Our ultimate destination is the Isle of Harris, where we'll spend the next two nights. Harris is our base for further discovery of this evocative wild region, a remarkably diverse landscape of mountains and moorlands, crofts, lochs, meadows and sandy beaches. Its craggy coast, defined by rugged cliffs and secret coves, offers nesting habitat for myriad seabirds. On beach walks, discover the wildflower meadows on the machair, a sparse veneer of green covering the winter sand that bursts into color in summertime. The single-track “Golden Road” twists along the east coast of Harris, winding among miniature fjords and tiny hamlets with Viking and Gaelic names. Along the way, we visit historic rural settlements and stop at a weaving shop to see world-famous Harris tweed produced.
Day 6: Shiant Isles Private Cruise
Today holds one of the premier highlights of our trip: a private cruise on a twin-keel yacht to the Shiant Isles, home to one of the world's most famous seabird colonies. Located between Skye and Lewis, these columnar basalt islands are known in Gaelic as Na h-Eileanan Seunta,
or the "Enchanted Isles." Though this small island group is uninhabited by humans, it is home to hundreds of thousands of seabirds, including a quarter of a million puffins—2 percent of the entire global population! Some 7 percent of all razorbills in the U.K. also breed here, along with colonies of guillemots, cormorants, shags and great skuas. We often see seals lounging on the rocks, too. If the weather is fair, the option exists to extend our 5-hour voyage to include the southern Bays of Harris coastline, visiting some deserted villages along the way. On the return cruise, we stop to visit the abandoned crofting community of Bhalamus
, once the heart of a 19th-century sheep farm on the coast of Lewis. Continuing into Loch Seaforth, forming the boundary between Lewis and Harris, view several more old settlements and look for white-tailed eagles and golden eagles on the cliffs before returning to Tarbert for tea time.
Day 7: Isle of Skye / Contin
Returning by ferry from Tarbert to Uig, we drive down the Isle of Skye to reach the mainland. Our hotel awaits in the village of Contin, a genteel 19th-century country manor house on the River Blackwater. Surrounded by forest, lochs and salmon streams, this family-run inn offers a serene base from which to explore the Highlands.This afternoon we walk through a forest to a waterfall to look for leaping salmon. Later this evening we have exclusive access to a wildlife hide at the nearby Aigas Field Center, where we hope to spy badgers and the elusive pine marten. Flanked by remnants of ancient Caledonian pine forest to the west and marine firths to the east, the center is an important educational site in the northern Highlands dedicated to sharing Scotland’s wild natural heritage.

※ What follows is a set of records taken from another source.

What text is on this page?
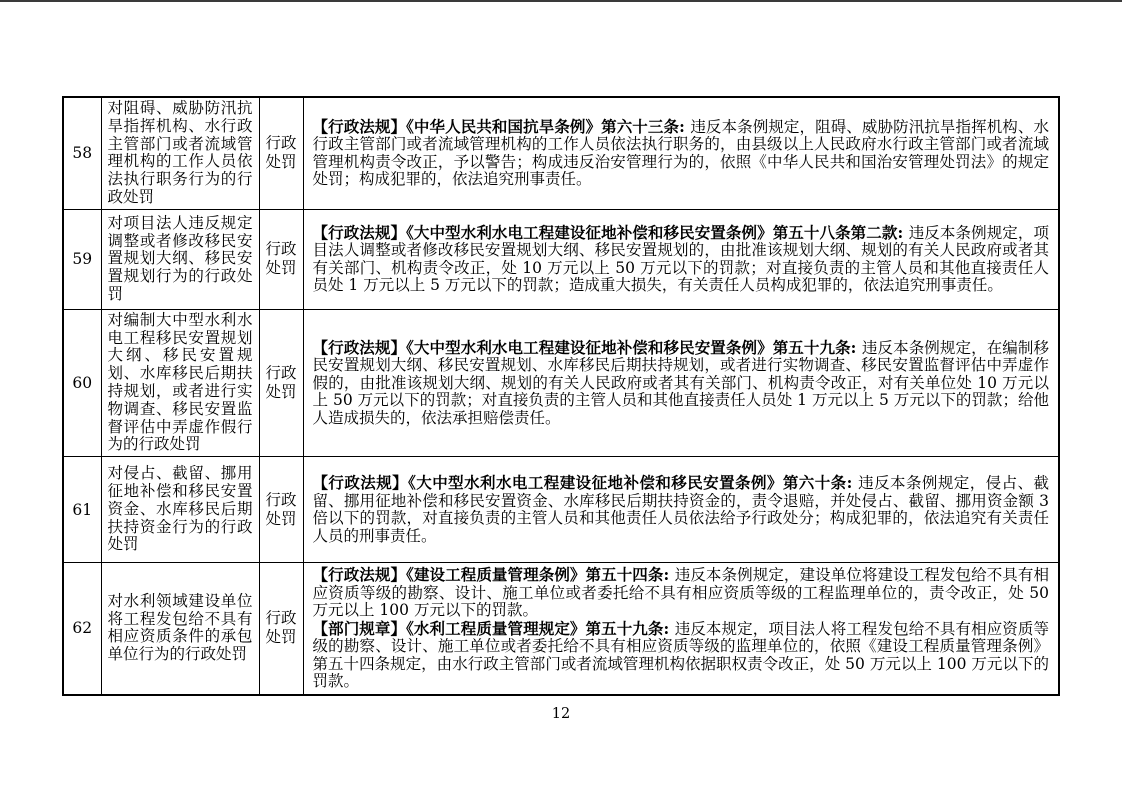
58	对阻碍、威胁防汛抗旱指挥机构、水行政主管部门或者流域管理机构的工作人员依法执行职务行为的行政处罚	行政处罚	【行政法规】《中华人民共和国抗旱条例》第六十三条: 违反本条例规定，阻碍、威胁防汛抗旱指挥机构、水行政主管部门或者流域管理机构的工作人员依法执行职务的，由县级以上人民政府水行政主管部门或者流域管理机构责令改正，予以警告；构成违反治安管理行为的，依照《中华人民共和国治安管理处罚法》的规定处罚；构成犯罪的，依法追究刑事责任。

59	对项目法人违反规定调整或者修改移民安置规划大纲、移民安置规划行为的行政处罚	行政处罚	【行政法规】《大中型水利水电工程建设征地补偿和移民安置条例》第五十八条第二款: 违反本条例规定，项目法人调整或者修改移民安置规划大纲、移民安置规划的，由批准该规划大纲、规划的有关人民政府或者其有关部门、机构责令改正，处 10 万元以上 50 万元以下的罚款；对直接负责的主管人员和其他直接责任人员处 1 万元以上 5 万元以下的罚款；造成重大损失，有关责任人员构成犯罪的，依法追究刑事责任。

60	对编制大中型水利水电工程移民安置规划大纲、移民安置规划、水库移民后期扶持规划，或者进行实物调查、移民安置监督评估中弄虚作假行为的行政处罚	行政处罚	【行政法规】《大中型水利水电工程建设征地补偿和移民安置条例》第五十九条: 违反本条例规定，在编制移民安置规划大纲、移民安置规划、水库移民后期扶持规划，或者进行实物调查、移民安置监督评估中弄虚作假的，由批准该规划大纲、规划的有关人民政府或者其有关部门、机构责令改正，对有关单位处 10 万元以上 50 万元以下的罚款；对直接负责的主管人员和其他直接责任人员处 1 万元以上 5 万元以下的罚款；给他人造成损失的，依法承担赔偿责任。

61	对侵占、截留、挪用征地补偿和移民安置资金、水库移民后期扶持资金行为的行政处罚	行政处罚	【行政法规】《大中型水利水电工程建设征地补偿和移民安置条例》第六十条: 违反本条例规定，侵占、截留、挪用征地补偿和移民安置资金、水库移民后期扶持资金的，责令退赔，并处侵占、截留、挪用资金额 3 倍以下的罚款，对直接负责的主管人员和其他责任人员依法给予行政处分；构成犯罪的，依法追究有关责任人员的刑事责任。

62	对水利领域建设单位将工程发包给不具有相应资质条件的承包单位行为的行政处罚	行政处罚	【行政法规】《建设工程质量管理条例》第五十四条: 违反本条例规定，建设单位将建设工程发包给不具有相应资质等级的勘察、设计、施工单位或者委托给不具有相应资质等级的工程监理单位的，责令改正，处 50 万元以上 100 万元以下的罚款。
【部门规章】《水利工程质量管理规定》第五十九条: 违反本规定，项目法人将工程发包给不具有相应资质等级的勘察、设计、施工单位或者委托给不具有相应资质等级的监理单位的，依照《建设工程质量管理条例》第五十四条规定，由水行政主管部门或者流域管理机构依据职权责令改正，处 50 万元以上 100 万元以下的罚款。
12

After a thorough immersion in these exhilarating landscapes, return to our cozy inn where a crackling fire in the lounge invites you to settle in with a dram of fine Scotch before dinner.
Day 8: Aigas Field Center
A full day exploring nature and searching for wildlife is in store at Aigas Field Center. In the morning, renowned Scottish author and naturalist Sir John Lister-Kaye, the center's proprietor and
director, will share a presentation on the Scottish Highlands' natural and cultural history. He'll also discuss some of the conservation and wildland restoration work at Aigas, including beaver and Scottish wildcat projects. We’ll take an easy hike to view the European beaver demonstration project, then savor a lavish buffet lunch in the Baronial Hall of the House of Aigas. Dating to 1760, the country house was later a Victorian sporting lodge. Abandoned in 1971, the house was meticulously restored by Sir John to serve as his own home and as the base for the first field study center in the Highlands. After lunch, we’ll drive to a lovely local glen where expert
interpretation of the landscape is provided by our Expedition Leader and an Aigas ranger, who helps us look for golden eagles, dippers, red deer, pine marten and many more species native to the area. After a late afternoon cup of tea or coffee at the manor house, we depart once more for Coul House where we'll enjoy a festive farewell dinner.
Day 9: Inverness / Depart
After breakfast, return to Inverness this morning to meet departing flights.